So grateful for the women who signed up for the What's Next Workshop right away. It feels good knowing I'm offering something useful! There are still plenty of spots for the rest of you, so sign up and/or pass the info on to friends. Someone asked if it was going to be painful, since there are some things she'd rather not think about. My answer is that it might hurt a little, but not so much, since we're going through it step by step and together over plenty of time. And it's always better to know, you know?
Now for the same question from two different people. Heather writes:
"My DS (4y3m) seems to have put his brain in a drawer and I want to know when it will come back. The world is a total mystery to him, he has never seen socks before, juice boxes are beyond comprehension, flushing the toilet is poppycock!
Someone please tell me when he'll find his brain again!!!"
Hahahahahaha. It's funny 'cause it's true. Then Erica wrote:
"Seriously. He’s gone insane. He used to be a mostly pleasant little boy, and he still is, when he’s not being horrible. If I didn’t know better, I’d swear he was PMSing something fierce. The smallest things make him lose it. Like last week my neighbor stopped by to borrow my cupcake carrier, and he just lost it---tears, screaming, just couldn’t calm down. And this led to everything else just not being right, some screaming, and finally me hauling him up to his room to calm down (during which he hit me). There are some mornings he wakes up and it’s just all tears and whining and nothing is right. But other mornings he wakes up and he’s funny, and cheerful, and cooperative. His personality is really coming out now—he’s funny and creative and active. There haven’t been any changes in his schedule or ours, so I just can’t figure this out. Some of my friends are saying similar things are going on with their kids. Any advice on age 4.5? I’ll take anything."
Also funny; also true. Before I reveal that both these children are normal, can we look at the tone of these emails and compare them to similar emails about children at the 18-month, 2.5-year, and 3.5 year stage? Parents of 18-month-olds are bewildered and hurt; parents of 2.5-year-olds are gobsmacked and weary; parents of 3.5-year-olds are irate.
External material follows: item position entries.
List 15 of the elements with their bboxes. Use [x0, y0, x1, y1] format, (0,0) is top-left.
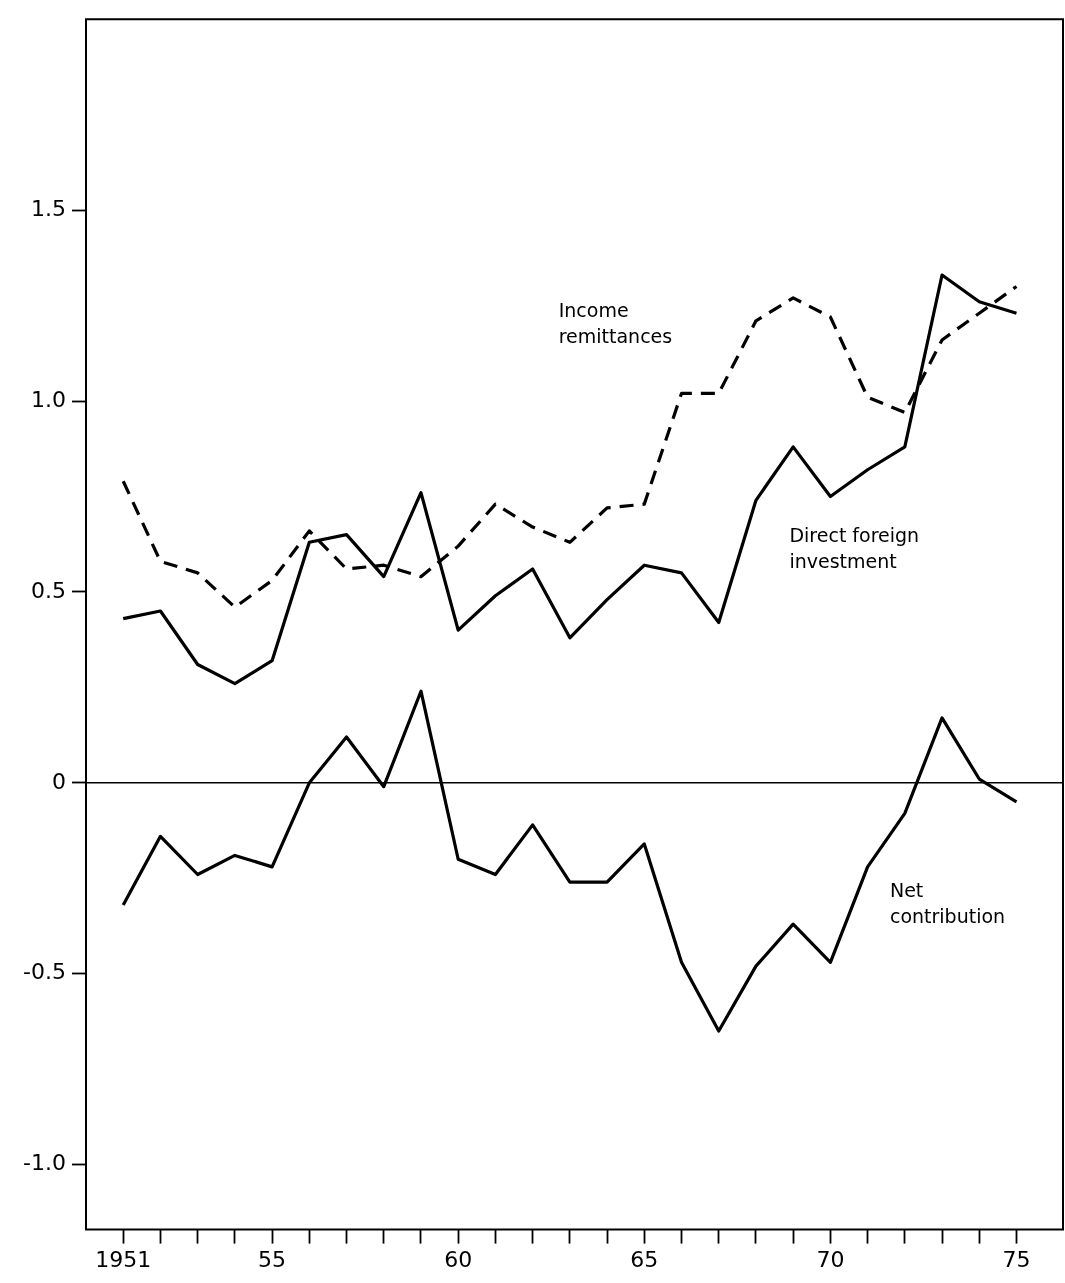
x-tick-label: 60: [444, 1246, 473, 1272]
y-tick-label: 1.0: [31, 386, 66, 412]
x-tick-label: 70: [816, 1246, 845, 1272]
y-tick-label: 1.5: [31, 195, 66, 221]
series-label: Net contribution: [889, 879, 1006, 928]
x-tick-label: 1951: [95, 1246, 152, 1272]
text: Income remittances: [558, 299, 673, 348]
y-tick-label: 0.5: [31, 577, 66, 603]
y-tick-label: -1.0: [23, 1150, 66, 1176]
y-tick-label: -0.5: [23, 959, 66, 985]
text: Direct foreign investment: [789, 524, 920, 573]
y-tick-label: 0: [52, 768, 66, 794]
x-tick-label: 65: [630, 1246, 659, 1272]
x-tick-label: 55: [258, 1246, 287, 1272]
x-tick-label: 75: [1002, 1246, 1031, 1272]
By 4.5, though, you're just ready to say WTF??.
Anyway, these children are totally normal. Excruciatingly, annoyingly, why-don't-moms-take-uppers-anymore-like-they-did-in-that-Rolling-Stones-song-ly normal. Remember our SBFs Ames and Ilg: Yes, once again it all goes back to disequilibrium.
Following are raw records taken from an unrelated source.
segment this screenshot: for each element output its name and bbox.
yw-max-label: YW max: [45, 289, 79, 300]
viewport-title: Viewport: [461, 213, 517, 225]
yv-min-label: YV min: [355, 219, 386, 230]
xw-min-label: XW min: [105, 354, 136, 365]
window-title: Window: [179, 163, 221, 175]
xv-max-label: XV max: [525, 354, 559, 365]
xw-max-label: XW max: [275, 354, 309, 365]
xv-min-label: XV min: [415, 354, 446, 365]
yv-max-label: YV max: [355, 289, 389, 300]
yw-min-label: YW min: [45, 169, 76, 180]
The Ames and Ilg magic theory (which they based on years of observing kids at the Gessell Institute) is that kids* swing back and forth approximately every six months from equilibirum, when they're fluid and learning new physical and emotional and mental skils lefft and right, and disequilibrium, when they start stuttering (mentally and physically) and are awkward and ill-tempered. For many children, the equilibirum phases tend to happen around the year mark, and the disequilibrium phases tend to happen around the half year mark.
So your kids can't really help it. (File this away for when they're teenagers. I keep telling myself that.)
They're not doing it on purpose. And there isn't much you can do except wait for them to swing back toward equilibrium. I do feel like a lot of kids go through one last hurrah of being babies at age 4 3/4 in which they're clingy and vicious and particularly difficult, and that they tend to release to move into big-kid-ness right after they turn 5. So it's all just time.
In the meantime, since they can't help it, and you can't help it, if you can focus on maintaining your emotional connection with them, so that you stay close, that's going to do the best in the long run. They are going to act up. Protect your own personal boundaries--no physical attacks, no hurtful things said, etc. But as far as keeping on top of them about other rules, well, they may or may not even register it at this point because they're all disconnected. So focus on relationship aspects (boundaries and closeness) and try not to be hurt by the other stuff, and know that all kids go through stages like this and yet most of us come out of them and turn into fantastic people. So how you react at this stage isn't going to make or break your kid.
Courage. Seriously. This stage is hard.
* Adults too, maybe? I know we tend to have bad phases every seven years. But maybe we're on a six-month cycle, too.